Prompt used: “In one short sentence, describe a forest at dawn.”

ConfigurationFilter appliedTypical outputComment
temperature=0, top_k=1Greedy — only the single most likely token”A forest at dawn is quiet and full of light.”Reproducible. Always the same answer.
temperature=0.8, top_k=10, top_p=0.9 (Ollama default)Top 10 tokens, capped at 90% cumulative probability”Mist drifts between the pines as the first sunlight catches the leaves.”Balanced — varied but stays on topic.
temperature=0.8, top_k=200, top_p=1.0Long tail of unlikely tokens allowed”The crisp dawn whispers cobalt threads through the bramble cathedral.”More creative — but starts producing unusual word combinations.
temperature=1.5, top_k=200, top_p=1.0High temperature + open filter”Forest dawn — pomegranate sky bleeding into the moss, an osprey’s vowel cracks.”Erratic. Often incoherent on long generations.
response = client.chat(
model=MODEL_NAME,
messages=messages,
options={
"temperature": 0.8,
"top_k": 40,
"top_p": 0.9,
},
)

Two practical rules:

  1. For deterministic outputs (code generation, tool calling, structured JSON), use temperature=0 and let top_k / top_p default values be irrelevant — temperature 0 already forces greedy choice.
  2. For controlled creativity, the standard recipe is temperature around 0.7–0.9 with top_p=0.9 and top_k between 20 and 50. Pushing top_p to 1.0 or top_k above 100 opens the door to unusual tokens — useful for brainstorming, dangerous for production output.

MythReality
”The LLM understands my request.”It predicts the most likely continuation of tokens. The understanding is an illusion produced by the large training corpus.
”Bigger is always better.”Not always. A 3B model well-tuned for code sometimes beats a generalist 14B. Specialisation matters.
”It knows that 2 + 2 = 4.”It has seen 2 + 2 = 4 many times in the corpus. For 12345 × 67, it can get it wrong: that’s a rare text.
”It has internet access.”No. Unless a tool is explicitly wired up, it only has what it learned during training.
”It remembers yesterday’s conversation.”No. At every API call, we resend the full history in the messages parameter. No history = no memory.

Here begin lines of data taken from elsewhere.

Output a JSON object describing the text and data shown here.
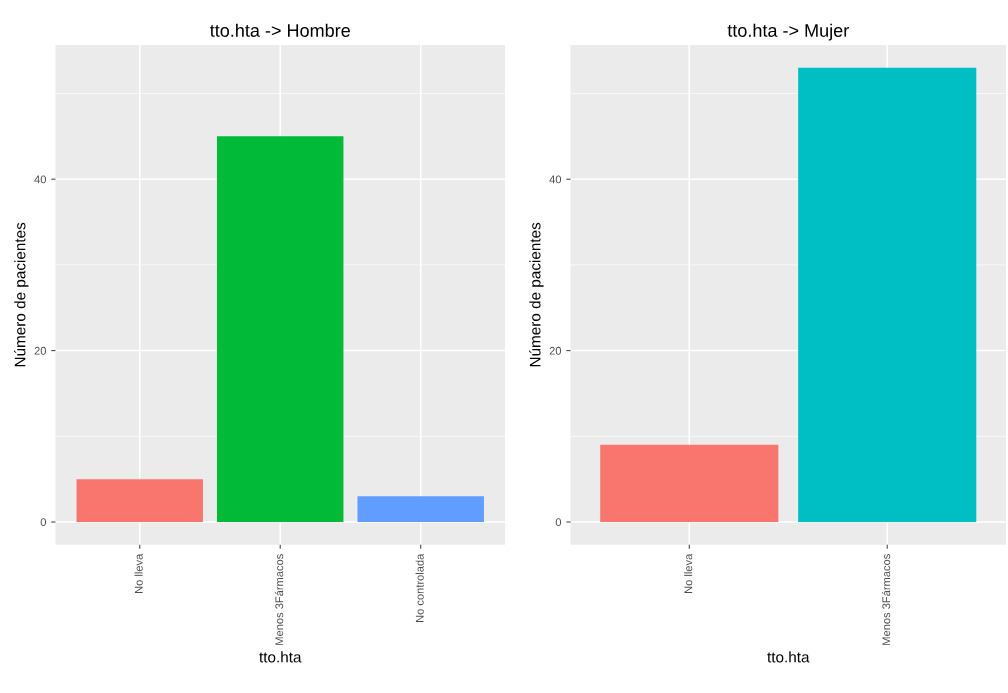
{
  "chart_data": [
    {
      "type": "bar",
      "title": "tto.hta -> Hombre",
      "xlabel": "tto.hta",
      "ylabel": "Número de pacientes",
      "categories": [
        "No lleva",
        "Menos 3Fármacos",
        "No controlada"
      ],
      "values": [
        5,
        45,
        3
      ],
      "colors": [
        "#f8766d",
        "#00ba38",
        "#619cff"
      ],
      "ylim": [
        -2.65,
        55.65
      ],
      "yticks": [
        0,
        20,
        40
      ],
      "grid": true
    },
    {
      "type": "bar",
      "title": "tto.hta -> Mujer",
      "xlabel": "tto.hta",
      "ylabel": "Número de pacientes",
      "categories": [
        "No lleva",
        "Menos 3Fármacos"
      ],
      "values": [
        9,
        53
      ],
      "colors": [
        "#f8766d",
        "#00bfc4"
      ],
      "ylim": [
        -2.65,
        55.65
      ],
      "yticks": [
        0,
        20,
        40
      ],
      "grid": true
    }
  ]
}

A model like llama3.1:8b you download via Ollama is actually a model that has been fine-tuned to follow instructions. The base Llama 3.1 family was trained to predict the continuation of Wikipedia, GitHub code, etc. Then Meta re-trained it on (human instruction, good answer) pairs so it behaves like an assistant.

Part of this fine-tuning is the tool-calling capability (chapter 03): the model is taught that when a developer gives it a list of tools, it should reply with a structured JSON describing the call to make, rather than generating free text. Not all models can do this: that’s what makes the choice of model critical (chapter 05).


  • An LLM = next-token predictor, nothing more, nothing less.
  • Three important parameters: size (in billions of weights), context window (num_ctx), temperature.
  • No memory between two calls: the Python code resends the history at every turn.
  • No system access: it generates text, period. That’s what we fix in the next chapter.
  • Not all models are fine-tuned for tool calling. Keep that in mind for chapter 05.